Dans Berezina, Sylvain Tesson l'écrivain casse-cou nous emmène dans un road-trip en side-car de Moscou à Paris, deux cents ans après la retraite de Russie. Un récit fait de neige, de gomme et de vodka sur les traces de l'Histoire.
4 000 km d'aventures sur trois roues
J'ai découvert Sylvain Tesson en 2010 avec son récit Dans les forêts de Sibérie, qui l'avait poussé à vivre six mois d'ermitage dans une cabane au bord du lac Baïkal. Un livre plein de beauté et d'intelligence que j'avais adoré. Deux ans plus tard, l'écrivain voyageur renouait avec son amour pour la Russie et entreprenait, avec quatre amis français et russes, un périple en side-car Oural (des machines soviétiques authentiques) sur l'itinéraire emprunté par la Grande Armée de Napoléon mise en défaite par les Russes. Berezina est le récit de ce voyage de ces treize jours à travers la Russie, la Biélorussie, la Lituanie, la Pologne, l'Allemagne, le Luxembourg et la France.
J'avais été totalement séduite par le calme éternel, propice à l'introspection, de Dans les forêts de Sibérie. Dans Berezina, c'est l'inverse : tout est vacarme, rugissement des machines, soirées vodka et mains dans le cambouis. Cette fois, Sylvain Tesson n'est plus seul. D'un côté, il nous décrit son voyage, pannes de side-car comprises, et se laisse aller à de belles digressions sur l'épreuve que la retraite de Russie a dû représenter pour les soldats français, et ce qui les a poussés à suivre leur chef, même dans la défaite. De l'autre, il nous rapporte ses conversations enflammées, parfois houleuses et imbibées, avec ses quatre acolytes, à grand renfort de citations de Caulaincourt, le Grand Ecuyer de Napoléon. Le récit oscille entre le calme de la route, moment de la réflexion, et le raffut des soirées arrosées. La petite équipe vit son voyage à fond les manettes dans un joyeux désordre.

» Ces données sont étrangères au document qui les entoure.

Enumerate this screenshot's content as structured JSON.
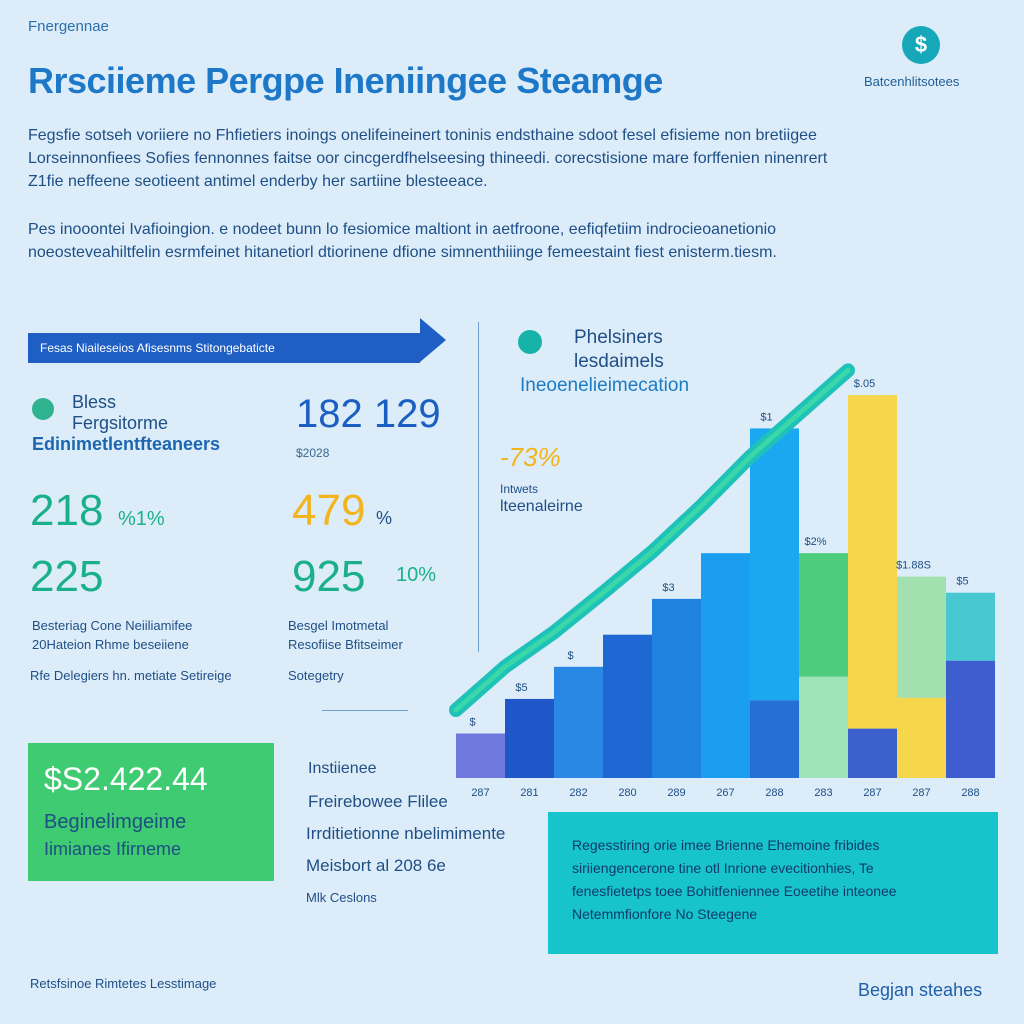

J'ai particulièrement aimé la plume impertinente et pleine d'humour de Sylvain Tesson, et son talent à saisir la poésie et la portée existentielle de chaque expérience vécue. C'est ce que j'aime le plus chez cet écrivain : chaque voyage est le lieu d'une intense réflexion philosophique et existentielle qu'il partage avec son lecteur.
Même si j'ai été moins charmée que ce à quoi je m'attendais, Berezina est un récit de voyage inattendu et plein de vie : on reconnaît bien là la marque de fabrique de Sylvain Tesson.